Fate Therapeutics, Inc. announced that the U.S. Food and Drug Administration (FDA) has cleared the Company's Investigational New Drug (IND) application for FT536, an off-the-shelf, multiplexed-engineered, iPSC-derived, chimeric antigen receptor (CAR) NK cell product candidate. FT536 is derived from a clonal master induced pluripotent stem cell (iPSC) line engineered with four functional elements, including a novel CAR that uniquely targets the a3 domain of the major histocompatibility complex (MHC) class I related proteins A (MICA) and B (MICB). MICA and MICB are stress proteins that are expressed at high levels on many solid tumors.

The Company plans to initiate clinical investigation of FT536 as a monotherapy and in combination with tumor-targeting monoclonal antibody therapy for the treatment of multiple solid tumor indications. FT536 also incorporates a novel high-affinity 158V, non-cleavable CD16 (hnCD16) Fc receptor, which has been modified to prevent its down-regulation and to enhance its binding to tumor-targeting antibodies; an IL-15 receptor fusion (IL-15RF) that augments NK cell activity; and the deletion of the CD38 gene (CD38KO), which promotes persistence and function in high oxidative stress environments such as the suppressive tumor microenvironment. The multi-center Phase 1 clinical trial of FT536 is designed to determine the maximum tolerated dose of FT536 and assess its safety and clinical activity as monotherapy and in combination with one of an array of five monoclonal antibodies for the treatment of advanced solid tumors.

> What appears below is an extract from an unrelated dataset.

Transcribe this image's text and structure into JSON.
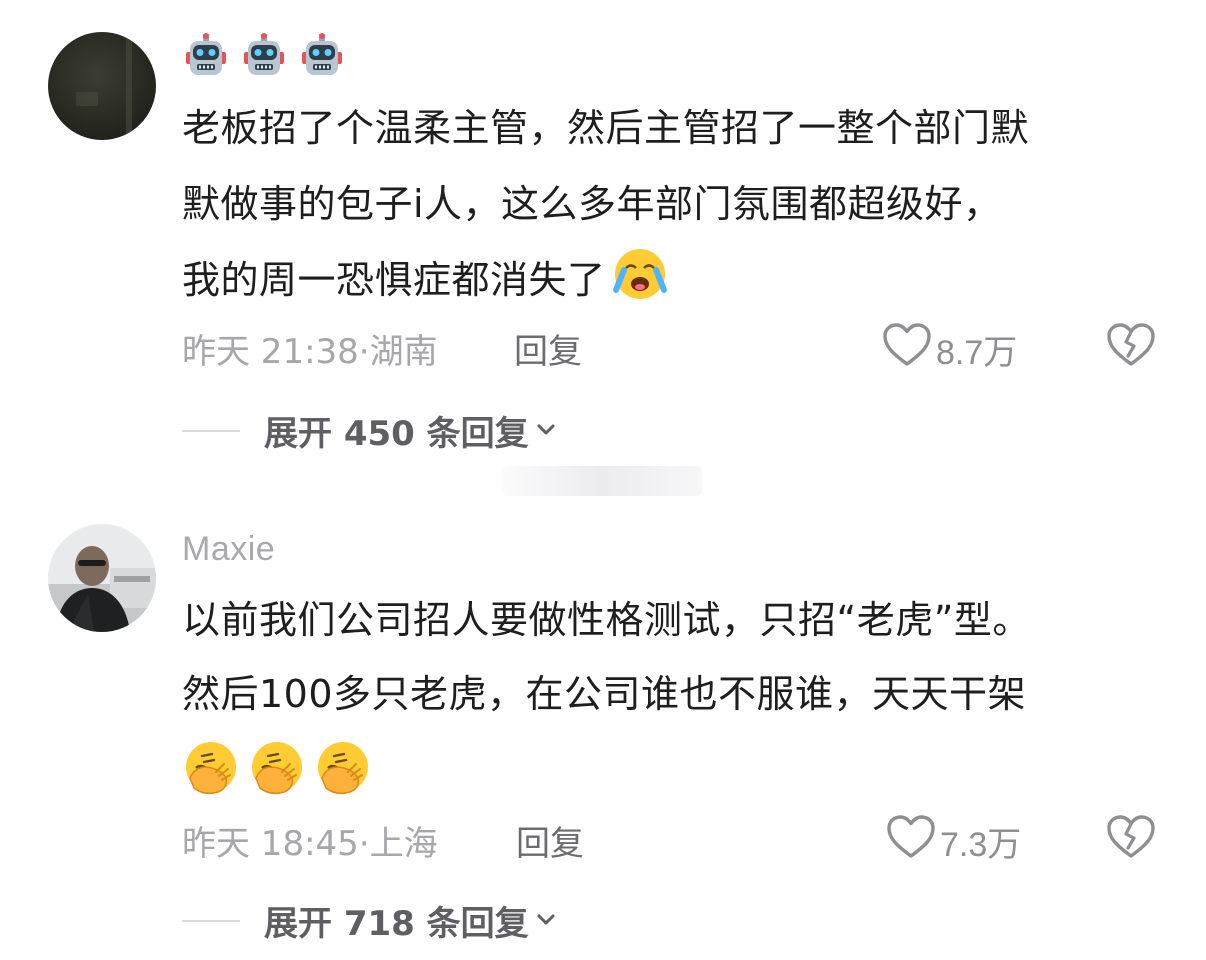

Eligible tumor types include advanced non-small cell lung cancer, colorectal cancer, head and neck cancer, gastric cancer, breast cancer, ovarian cancer, and pancreatic cancer. The Phase 1 clinical protocol allows for administration of FT536 initially in up to two, 30-day cycles, with each cycle consisting of three days of conditioning chemotherapy and three weekly doses of FT536. Patients with clinical benefit may be re-treated with up to two additional cycles.

Furthermore, for those patients that achieve initial clinical response, additional treatment with FT536 may be administered following disease progression. The off-the-shelf treatment regimen is designed to be administered in the outpatient setting.